Snow, in and of itself, seems to be either adored … or loathed. It all depends on perspective, doesn’t it? When one mentions the uniqueness of a single precious snowflake, even the most aggressive haters of snow may cave. There is just something about catching a flake on your tongue, holding your head to the sky embracing an inner youthfulness that is unexplainable. When the first flakes of the season fall, a calm quiet fills the soul (especially if there is a hot cup of cocoa involved).
Here is an exploration of five crazy snow facts:
- Snowflakes can have an identical twin!
- Although it is highly unlikely, due to all of the independent weather components involved in forming snowflakes, two identical flakes were found in a Wisconsin snowstorm in 1988.
- The largest snowflakes may have been as big as pie pans.
- The report goes on as unsubstantiated; however, there are reports of snowflakes as big as 15 inches in 1887 in Montana.
- A city council once declared snow to be illegal.
- It’s true!

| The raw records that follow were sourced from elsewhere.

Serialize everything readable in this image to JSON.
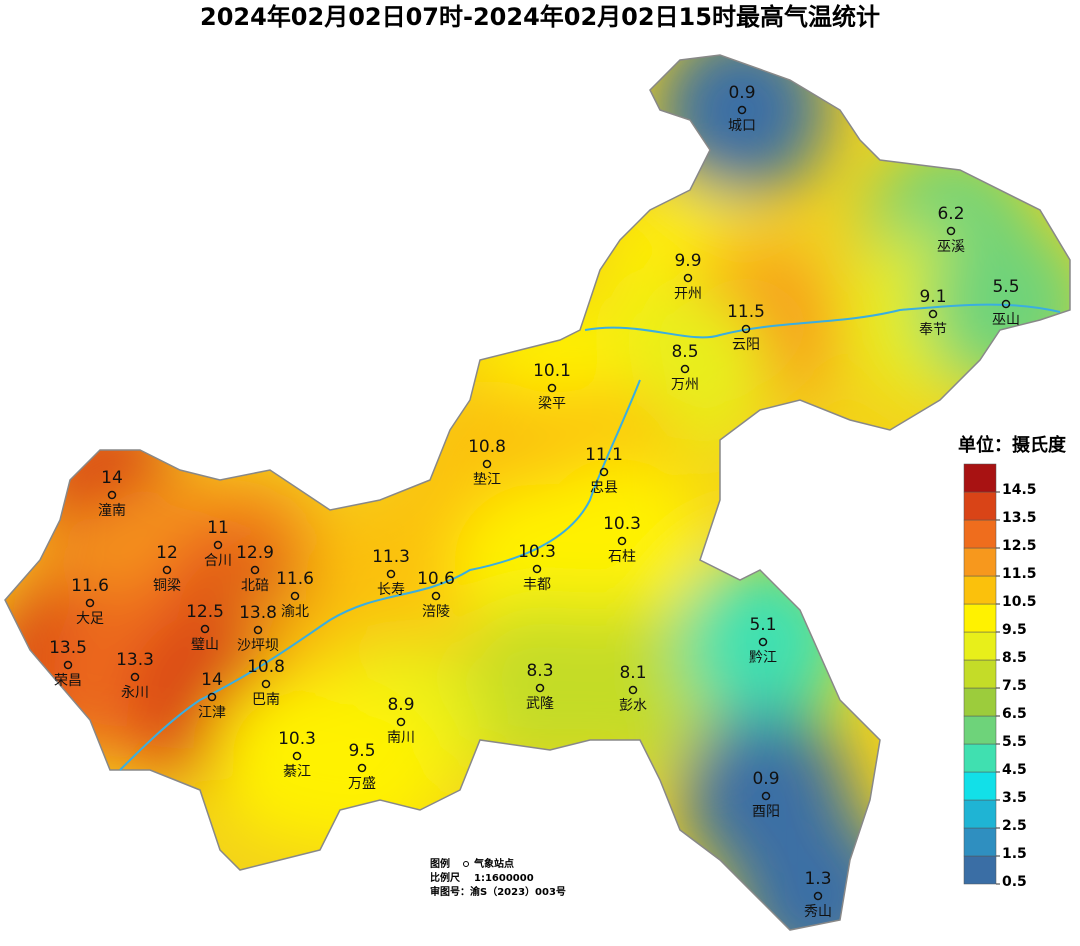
{
  "title": "2024年02月02日07时-2024年02月02日15时最高气温统计",
  "stations": [
    {
      "name": "城口",
      "value": 0.9
    },
    {
      "name": "巫溪",
      "value": 6.2
    },
    {
      "name": "开州",
      "value": 9.9
    },
    {
      "name": "云阳",
      "value": 11.5
    },
    {
      "name": "奉节",
      "value": 9.1
    },
    {
      "name": "巫山",
      "value": 5.5
    },
    {
      "name": "万州",
      "value": 8.5
    },
    {
      "name": "梁平",
      "value": 10.1
    },
    {
      "name": "垫江",
      "value": 10.8
    },
    {
      "name": "忠县",
      "value": 11.1
    },
    {
      "name": "石柱",
      "value": 10.3
    },
    {
      "name": "潼南",
      "value": 14
    },
    {
      "name": "合川",
      "value": 11
    },
    {
      "name": "铜梁",
      "value": 12
    },
    {
      "name": "北碚",
      "value": 12.9
    },
    {
      "name": "渝北",
      "value": 11.6
    },
    {
      "name": "大足",
      "value": 11.6
    },
    {
      "name": "璧山",
      "value": 12.5
    },
    {
      "name": "沙坪坝",
      "value": 13.8
    },
    {
      "name": "长寿",
      "value": 11.3
    },
    {
      "name": "涪陵",
      "value": 10.6
    },
    {
      "name": "丰都",
      "value": 10.3
    },
    {
      "name": "荣昌",
      "value": 13.5
    },
    {
      "name": "永川",
      "value": 13.3
    },
    {
      "name": "巴南",
      "value": 10.8
    },
    {
      "name": "江津",
      "value": 14
    },
    {
      "name": "武隆",
      "value": 8.3
    },
    {
      "name": "彭水",
      "value": 8.1
    },
    {
      "name": "黔江",
      "value": 5.1
    },
    {
      "name": "南川",
      "value": 8.9
    },
    {
      "name": "綦江",
      "value": 10.3
    },
    {
      "name": "万盛",
      "value": 9.5
    },
    {
      "name": "酉阳",
      "value": 0.9
    },
    {
      "name": "秀山",
      "value": 1.3
    }
  ],
  "legend": {
    "unit": "单位：摄氏度",
    "ticks": [
      0.5,
      1.5,
      2.5,
      3.5,
      4.5,
      5.5,
      6.5,
      7.5,
      8.5,
      9.5,
      10.5,
      11.5,
      12.5,
      13.5,
      14.5
    ],
    "colors": [
      "#3a6ea5",
      "#2f8fc0",
      "#1fb4d4",
      "#12e0e8",
      "#40e0b0",
      "#6ed37a",
      "#9ccc3c",
      "#c4dc28",
      "#e8ef1a",
      "#fff200",
      "#fbc10c",
      "#f7981d",
      "#ef6d1d",
      "#d94417",
      "#a81212"
    ]
  },
  "footnote": {
    "symbol_label": "图例",
    "symbol_text": "气象站点",
    "scale_label": "比例尺",
    "scale": "1:1600000",
    "review_no": "审图号：渝S（2023）003号"
  }
}
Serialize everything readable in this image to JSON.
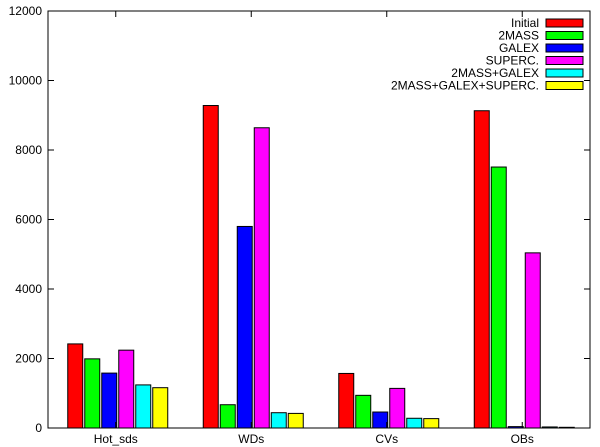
{
  "chart_data": {
    "type": "bar",
    "categories": [
      "Hot_sds",
      "WDs",
      "CVs",
      "OBs"
    ],
    "series": [
      {
        "name": "Initial",
        "color": "#ff0000",
        "values": [
          2420,
          9280,
          1570,
          9130
        ]
      },
      {
        "name": "2MASS",
        "color": "#00ff00",
        "values": [
          1990,
          670,
          940,
          7510
        ]
      },
      {
        "name": "GALEX",
        "color": "#0000ff",
        "values": [
          1580,
          5800,
          460,
          40
        ]
      },
      {
        "name": "SUPERC.",
        "color": "#ff00ff",
        "values": [
          2240,
          8640,
          1140,
          5040
        ]
      },
      {
        "name": "2MASS+GALEX",
        "color": "#00ffff",
        "values": [
          1240,
          440,
          280,
          30
        ]
      },
      {
        "name": "2MASS+GALEX+SUPERC.",
        "color": "#ffff00",
        "values": [
          1160,
          420,
          270,
          20
        ]
      }
    ],
    "yticks": [
      "0",
      "2000",
      "4000",
      "6000",
      "8000",
      "10000",
      "12000"
    ],
    "ylim": [
      0,
      12000
    ],
    "title": "",
    "xlabel": "",
    "ylabel": "",
    "grid": false,
    "legend_position": "top-right"
  }
}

Syracuse, New York attempted this very action in 1992. Nature broke the law with a snowstorm two days after the legislation went into place.
- Animals that create an airtight den out of snow are warmer than the average bear.
- Snow is a great insulator, having the ability to hold heat in … even to the point of being 100 degrees warmer than the temperature surrounding the den.
- The most snow angels ever made simultaneously: 8,962.
- Seriously, who counts these things? Someone did in 2007 in Bismarck, North Dakota. However, the record for the most snow angels ever made simultaneously in multiple locations goes to Nova Scotia with 22,022. In 2011, residents in 130 separate locations participated. Do you feel inspired to try to beat this record come next snowfall?
Looking at things with a different perspective can help open the mind for a new appreciation of things. Yes, that does include the wonders of winter weather. When the first snowfall of 2019 arrives, have these thoughts in mind when catching a snowflake on your tongue.